The scheme is called the "U-Turn." It works like this: A buyer in Afghanistan issues a letter of credit to import, say, a load of air conditioners through Karachi port (map). The appliances are then transported across the Afghan border 620 miles away. The trucks unload on the Afghan side and drive back across to Pakistan empty to wait while the air conditioners reenter Pakistan illegally, carried by camels, donkeys, or on the backs of tribesmen living along the rugged 1,550-mile border. The goods, which sell for far less than legally imported items in Pakistan, are distributed via a trucking industry largely controlled by Afghan refugees. According to the World Bank, the illegal trade amounted to $2.5 billion in 1997; about $75 million went to the Taliban.
Pakistan's government has made half-hearted attempts to crack down on the contraband. A few years ago, acting under pressure from local manufacturers, it banned the import of TVs and other electronics under the ATTA system. Smugglers simply chartered planes to fly the goods directly from Dubai into Kandahar in Afghanistan. From there they were smuggled into Pakistan through the grasping hands of the Taliban militia.

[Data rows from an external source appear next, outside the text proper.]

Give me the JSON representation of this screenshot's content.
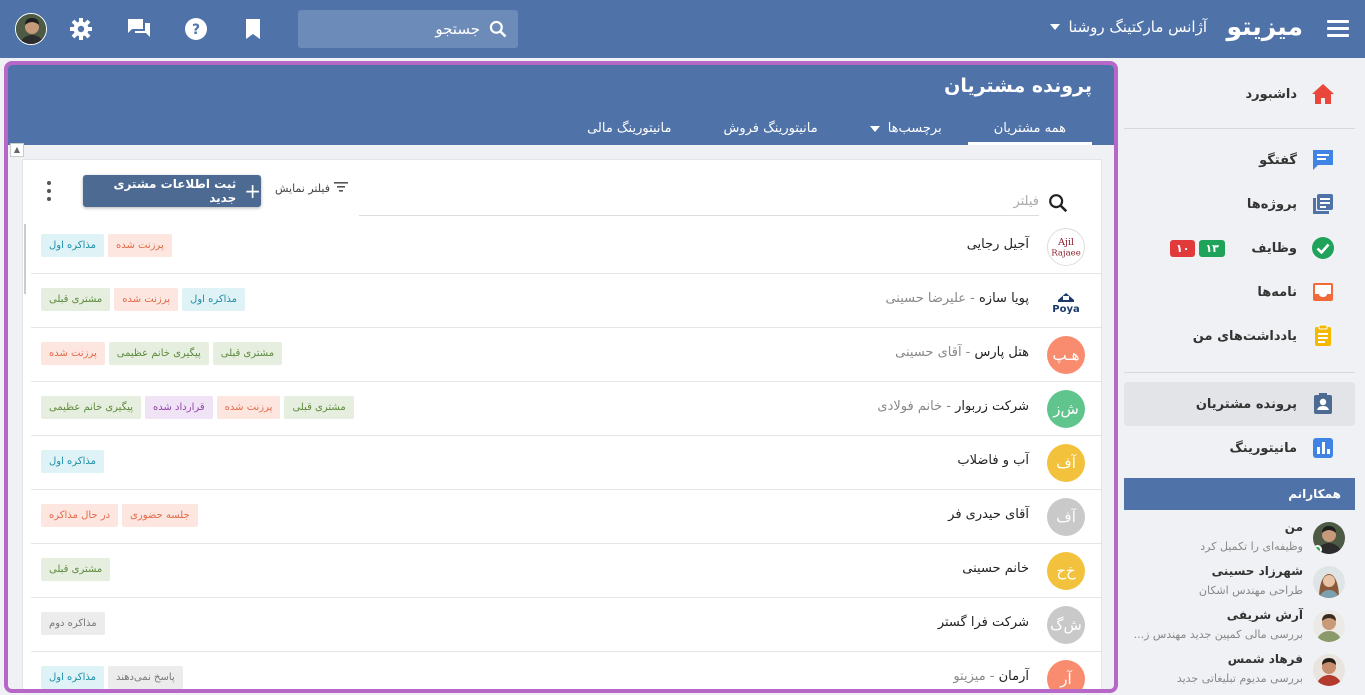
{
  "topbar": {
    "logo": "میزیتو",
    "agency": "آژانس مارکتینگ روشنا",
    "search_placeholder": "جستجو"
  },
  "sidebar": {
    "items": [
      {
        "label": "داشبورد",
        "icon": "home-icon"
      },
      {
        "label": "گفتگو",
        "icon": "chat-icon"
      },
      {
        "label": "پروژه‌ها",
        "icon": "projects-icon"
      },
      {
        "label": "وظایف",
        "icon": "check-circle-icon"
      },
      {
        "label": "نامه‌ها",
        "icon": "inbox-icon"
      },
      {
        "label": "یادداشت‌های من",
        "icon": "notes-icon"
      },
      {
        "label": "پرونده مشتریان",
        "icon": "contact-card-icon"
      },
      {
        "label": "مانیتورینگ",
        "icon": "bar-chart-icon"
      }
    ],
    "task_badges": {
      "green": "۱۳",
      "red": "۱۰"
    },
    "colleagues_title": "همکارانم",
    "colleagues": [
      {
        "name": "من",
        "status": "وظیفه‌ای را تکمیل کرد"
      },
      {
        "name": "شهرزاد حسینی",
        "status": "طراحی مهندس اشکان"
      },
      {
        "name": "آرش شریفی",
        "status": "بررسی مالی کمپین جدید مهندس ز..."
      },
      {
        "name": "فرهاد شمس",
        "status": "بررسی مدیوم تبلیغاتی جدید"
      }
    ]
  },
  "main": {
    "title": "پرونده مشتریان",
    "tabs": [
      "همه مشتریان",
      "برچسب‌ها",
      "مانیتورینگ فروش",
      "مانیتورینگ مالی"
    ],
    "filter_placeholder": "فیلتر",
    "filter_display_label": "فیلتر نمایش",
    "new_button_label": "ثبت اطلاعات مشتری جدید"
  },
  "customers": [
    {
      "name": "آجیل رجایی",
      "contact": "",
      "avatar": "Ajil Rajaee",
      "avatar_color": "#ffffff",
      "tags": [
        {
          "label": "مذاکره اول",
          "color": "blue"
        },
        {
          "label": "پرزنت شده",
          "color": "red"
        }
      ]
    },
    {
      "name": "پویا سازه",
      "contact": "علیرضا حسینی",
      "avatar": "Poya",
      "avatar_color": "#ffffff",
      "tags": [
        {
          "label": "مشتری قبلی",
          "color": "green"
        },
        {
          "label": "پرزنت شده",
          "color": "red"
        },
        {
          "label": "مذاکره اول",
          "color": "blue"
        }
      ]
    },
    {
      "name": "هتل پارس",
      "contact": "آقای حسینی",
      "avatar": "هـپ",
      "avatar_color": "#f98c6e",
      "tags": [
        {
          "label": "پرزنت شده",
          "color": "red"
        },
        {
          "label": "پیگیری خانم عظیمی",
          "color": "green"
        },
        {
          "label": "مشتری قبلی",
          "color": "green"
        }
      ]
    },
    {
      "name": "شرکت زربوار",
      "contact": "خانم فولادی",
      "avatar": "ش‌ز",
      "avatar_color": "#5fc58d",
      "tags": [
        {
          "label": "پیگیری خانم عظیمی",
          "color": "green"
        },
        {
          "label": "قرارداد شده",
          "color": "purple"
        },
        {
          "label": "پرزنت شده",
          "color": "red"
        },
        {
          "label": "مشتری قبلی",
          "color": "green"
        }
      ]
    },
    {
      "name": "آب و فاضلاب",
      "contact": "",
      "avatar": "آف",
      "avatar_color": "#f3c23c",
      "tags": [
        {
          "label": "مذاکره اول",
          "color": "blue"
        }
      ]
    },
    {
      "name": "آقای حیدری فر",
      "contact": "",
      "avatar": "آف",
      "avatar_color": "#c9c9c9",
      "tags": [
        {
          "label": "در حال مذاکره",
          "color": "red"
        },
        {
          "label": "جلسه حضوری",
          "color": "red"
        }
      ]
    },
    {
      "name": "خانم حسینی",
      "contact": "",
      "avatar": "خ‌ح",
      "avatar_color": "#f3c23c",
      "tags": [
        {
          "label": "مشتری قبلی",
          "color": "green"
        }
      ]
    },
    {
      "name": "شرکت فرا گستر",
      "contact": "",
      "avatar": "ش‌گ",
      "avatar_color": "#c9c9c9",
      "tags": [
        {
          "label": "مذاکره دوم",
          "color": "gray"
        }
      ]
    },
    {
      "name": "آرمان",
      "contact": "میزیتو",
      "avatar": "آر",
      "avatar_color": "#f98c6e",
      "tags": [
        {
          "label": "مذاکره اول",
          "color": "blue"
        },
        {
          "label": "پاسخ نمی‌دهند",
          "color": "gray"
        }
      ]
    }
  ],
  "colors": {
    "brand": "#4f73a9",
    "highlight_frame": "#b667c8"
  }
}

MONEY-SPINNER. Nor has Islamabad responded effectively to pleas from locally based multinationals. Lever Brothers Pakistan Ltd., for example, says it could sell 20% more Lux soap, Sunsilk shampoo, and Lipton tea if the black market were curtailed. Company Chairwoman Musharaf Hai says 20,000 tons of tea were smuggled in over the past 12 months. "If we cannot constrain or eliminate this problem, maybe we should source somewhere else," she says.
Drugs are another major money-spinner. The gangs moving heroin through Afghanistan, Pakistan, and Iran are as sophisticated as the cocaine traffickers of Colombia. Smugglers drive in convoys of Land Cruisers equipped with satellite phones and rocket launchers. And they enjoy the protection of some of the most powerful people in Pakistan; millions of dollars in kickbacks flow right to the top of the political establishment, says a former Pakistani intelligence agent. A 2000 report by the United Nations Office for Drug Control & Crime Prevention said Afghanistan accounted for more than 70% of global opium production. "Afghanistan is to Europe what Colombia is to the U.S.," says a U.S. official.

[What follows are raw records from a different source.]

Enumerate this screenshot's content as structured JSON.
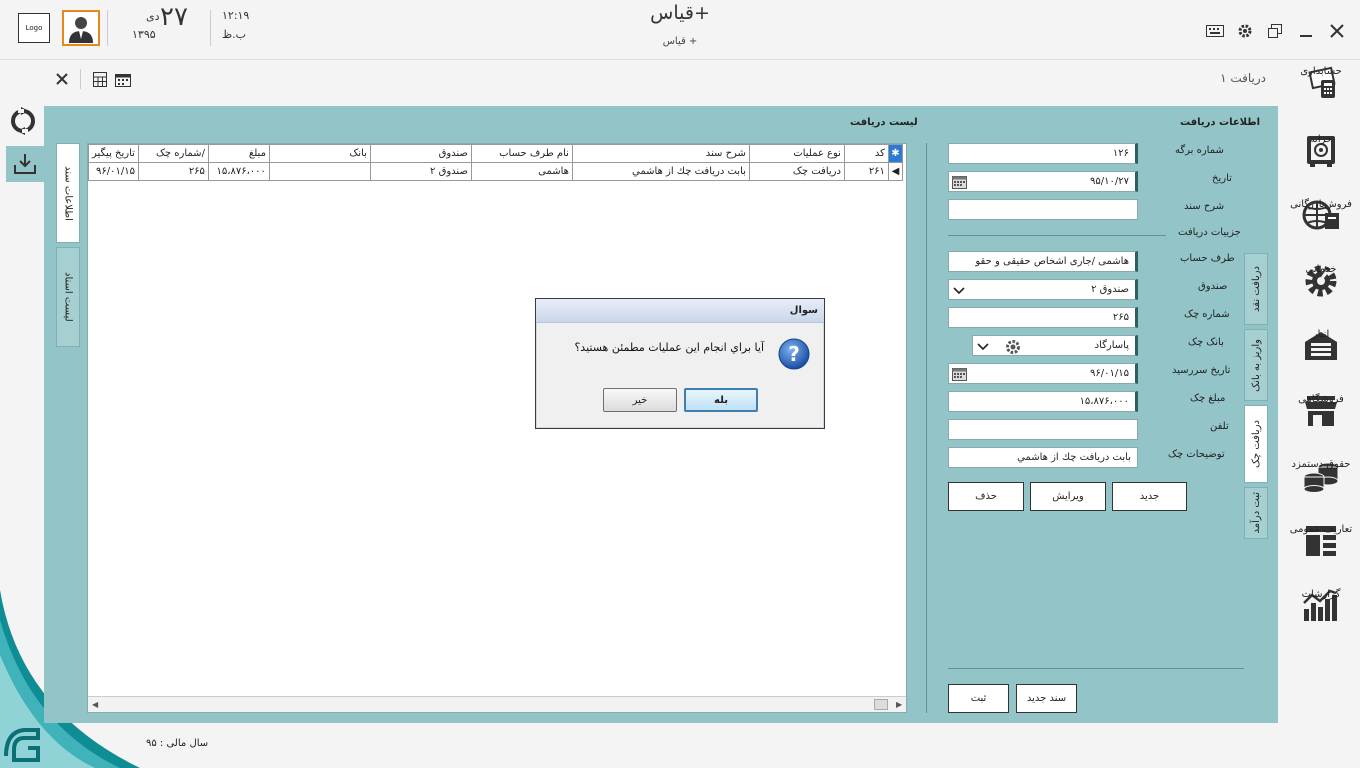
{
  "header": {
    "logo_text": "Logo",
    "day_number": "۲۷",
    "month": "دی",
    "year": "۱۳۹۵",
    "time": "۱۲:۱۹",
    "ampm": "ب.ظ",
    "app_title": "قیاس+",
    "app_subtitle": "قیاس +"
  },
  "toolbar": {
    "tab_title": "دریافت ۱"
  },
  "nav": {
    "items": [
      {
        "label": "حسابداری",
        "icon": "accounting-icon"
      },
      {
        "label": "خزانه",
        "icon": "safe-icon"
      },
      {
        "label": "فروش‌بازرگانی",
        "icon": "globe-sales-icon"
      },
      {
        "label": "خدماتی",
        "icon": "gear-service-icon"
      },
      {
        "label": "انبار",
        "icon": "warehouse-icon"
      },
      {
        "label": "فروشگاهی",
        "icon": "store-icon"
      },
      {
        "label": "حقوق دستمزد",
        "icon": "coins-icon"
      },
      {
        "label": "تعاریف عمومی",
        "icon": "layout-icon"
      },
      {
        "label": "گزارشات",
        "icon": "chart-icon"
      }
    ]
  },
  "form": {
    "section_title": "اطلاعات دریافت",
    "sheet_no_label": "شماره برگه",
    "sheet_no_value": "۱۲۶",
    "date_label": "تاریخ",
    "date_value": "۹۵/۱۰/۲۷",
    "doc_desc_label": "شرح سند",
    "doc_desc_value": "",
    "details_label": "جزییات دریافت",
    "party_label": "طرف حساب",
    "party_value": "هاشمی  /جاری اشخاص حقیقی و حقو",
    "fund_label": "صندوق",
    "fund_value": "صندوق ۲",
    "check_no_label": "شماره چک",
    "check_no_value": "۲۶۵",
    "bank_label": "بانک چک",
    "bank_value": "پاسارگاد",
    "due_date_label": "تاریخ سررسید",
    "due_date_value": "۹۶/۰۱/۱۵",
    "amount_label": "مبلغ چک",
    "amount_value": "۱۵،۸۷۶،۰۰۰",
    "phone_label": "تلفن",
    "phone_value": "",
    "notes_label": "توضیحات چک",
    "notes_value": "بابت دریافت  چك از هاشمي",
    "new_label": "جدید",
    "edit_label": "ویرایش",
    "delete_label": "حذف",
    "new_doc_label": "سند جدید",
    "save_label": "ثبت"
  },
  "right_tabs": [
    "دریافت نقد",
    "واریز به بانک",
    "دریافت چک",
    "ثبت درآمد"
  ],
  "left_tabs": [
    "اطلاعات سند",
    "لیست اسناد"
  ],
  "list": {
    "title": "لیست دریافت",
    "columns": [
      "کد",
      "نوع عملیات",
      "شرح سند",
      "نام طرف حساب",
      "صندوق",
      "بانک",
      "مبلغ",
      "شماره چک/",
      "تاریخ پیگیر"
    ],
    "rows": [
      [
        "۲۶۱",
        "دریافت چک",
        "بابت دریافت  چك از هاشمي",
        "هاشمی",
        "صندوق ۲",
        "",
        "۱۵،۸۷۶،۰۰۰",
        "۲۶۵",
        "۹۶/۰۱/۱۵"
      ]
    ]
  },
  "dialog": {
    "title": "سوال",
    "message": "آیا براي انجام این عملیات مطمئن هستید؟",
    "yes_label": "بله",
    "no_label": "خیر"
  },
  "footer": {
    "fiscal_year": "سال مالی : ۹۵"
  },
  "colors": {
    "panel": "#93c4c8",
    "accent": "#2a7ad6",
    "avatar_border": "#e58a1a"
  }
}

And despite the Taliban's high-profile ban on poppy cultivation last year, law enforcement agents say the religious sect has benefited from the drug trade. UNODCCP representative Bernard Frahi says the Taliban raised at least $18 million in 1999 through 10% Islamic levies, called usha, imposed on poppy farmers. How much more the Taliban took in from labs and traffickers is anyone's guess. Some even speculate that the Taliban imposed the ban on poppy farming because it feared a glut would drive down prices. Indeed, earlier this year the wholesale price of heroin soared tenfold, to $600 a kilogram (2.2 pounds), says a U.S. official.

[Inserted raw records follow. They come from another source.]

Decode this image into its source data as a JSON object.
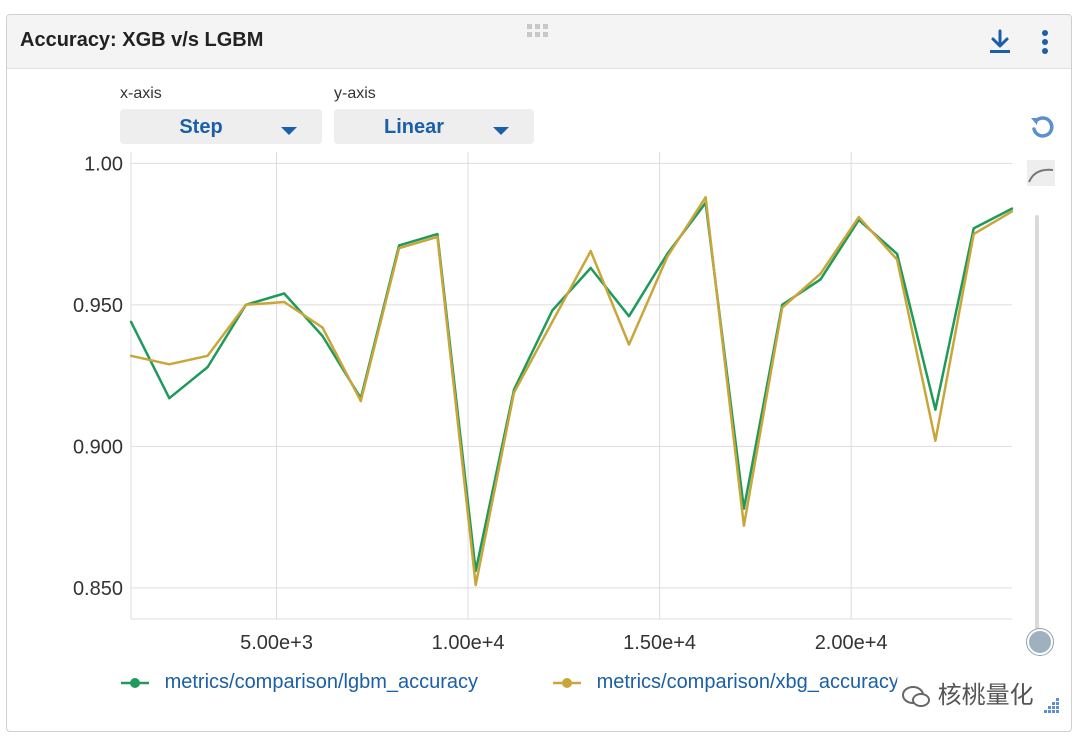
{
  "panel": {
    "title": "Accuracy: XGB v/s LGBM"
  },
  "controls": {
    "x_axis_label": "x-axis",
    "x_axis_value": "Step",
    "y_axis_label": "y-axis",
    "y_axis_value": "Linear"
  },
  "icons": {
    "download": "download-icon",
    "more": "more-vertical-icon",
    "drag": "drag-handle-icon",
    "reset": "reset-icon",
    "smoothing": "smoothing-curve-icon"
  },
  "watermark": "核桃量化",
  "colors": {
    "lgbm": "#1f9a5c",
    "xgb": "#c9a63a",
    "accent": "#1a5fa8",
    "grid": "#dddddd"
  },
  "chart_data": {
    "type": "line",
    "title": "Accuracy: XGB v/s LGBM",
    "xlabel": "",
    "ylabel": "",
    "xlim": [
      1200,
      24200
    ],
    "ylim": [
      0.839,
      1.004
    ],
    "x_ticks": [
      5000,
      10000,
      15000,
      20000
    ],
    "x_tick_labels": [
      "5.00e+3",
      "1.00e+4",
      "1.50e+4",
      "2.00e+4"
    ],
    "y_ticks": [
      1.0,
      0.95,
      0.9,
      0.85
    ],
    "y_tick_labels": [
      "1.00",
      "0.950",
      "0.900",
      "0.850"
    ],
    "grid": true,
    "legend_position": "bottom",
    "series": [
      {
        "name": "metrics/comparison/lgbm_accuracy",
        "color": "#1f9a5c",
        "x": [
          1200,
          2200,
          3200,
          4200,
          5200,
          6200,
          7200,
          8200,
          9200,
          10200,
          11200,
          12200,
          13200,
          14200,
          15200,
          16200,
          17200,
          18200,
          19200,
          20200,
          21200,
          22200,
          23200,
          24200
        ],
        "y": [
          0.944,
          0.917,
          0.928,
          0.95,
          0.954,
          0.939,
          0.917,
          0.971,
          0.975,
          0.856,
          0.92,
          0.948,
          0.963,
          0.946,
          0.968,
          0.986,
          0.878,
          0.95,
          0.959,
          0.98,
          0.968,
          0.913,
          0.977,
          0.984
        ]
      },
      {
        "name": "metrics/comparison/xbg_accuracy",
        "color": "#c9a63a",
        "x": [
          1200,
          2200,
          3200,
          4200,
          5200,
          6200,
          7200,
          8200,
          9200,
          10200,
          11200,
          12200,
          13200,
          14200,
          15200,
          16200,
          17200,
          18200,
          19200,
          20200,
          21200,
          22200,
          23200,
          24200
        ],
        "y": [
          0.932,
          0.929,
          0.932,
          0.95,
          0.951,
          0.942,
          0.916,
          0.97,
          0.974,
          0.851,
          0.919,
          0.944,
          0.969,
          0.936,
          0.967,
          0.988,
          0.872,
          0.949,
          0.961,
          0.981,
          0.966,
          0.902,
          0.975,
          0.983
        ]
      }
    ]
  }
}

Now, however, the Taliban's drug revenues are at risk. Not because the border is more tightly controlled--heroin is smuggled more easily than consumer durables--but because prices have fallen to $100 a kilo. In a drug den near Peshawar, Tajali, a green-eyed 16-year-old Afghan trader, says many traffickers are now dumping their stocks "because the Taliban has allowed people to grow again." Of course, by the time the poppies bloom next April, the Taliban may well be history. Some other group will appear to take its cut from the flow of drugs and contraband--and the underground economies of Pakistan and Afghanistan will thrive once again.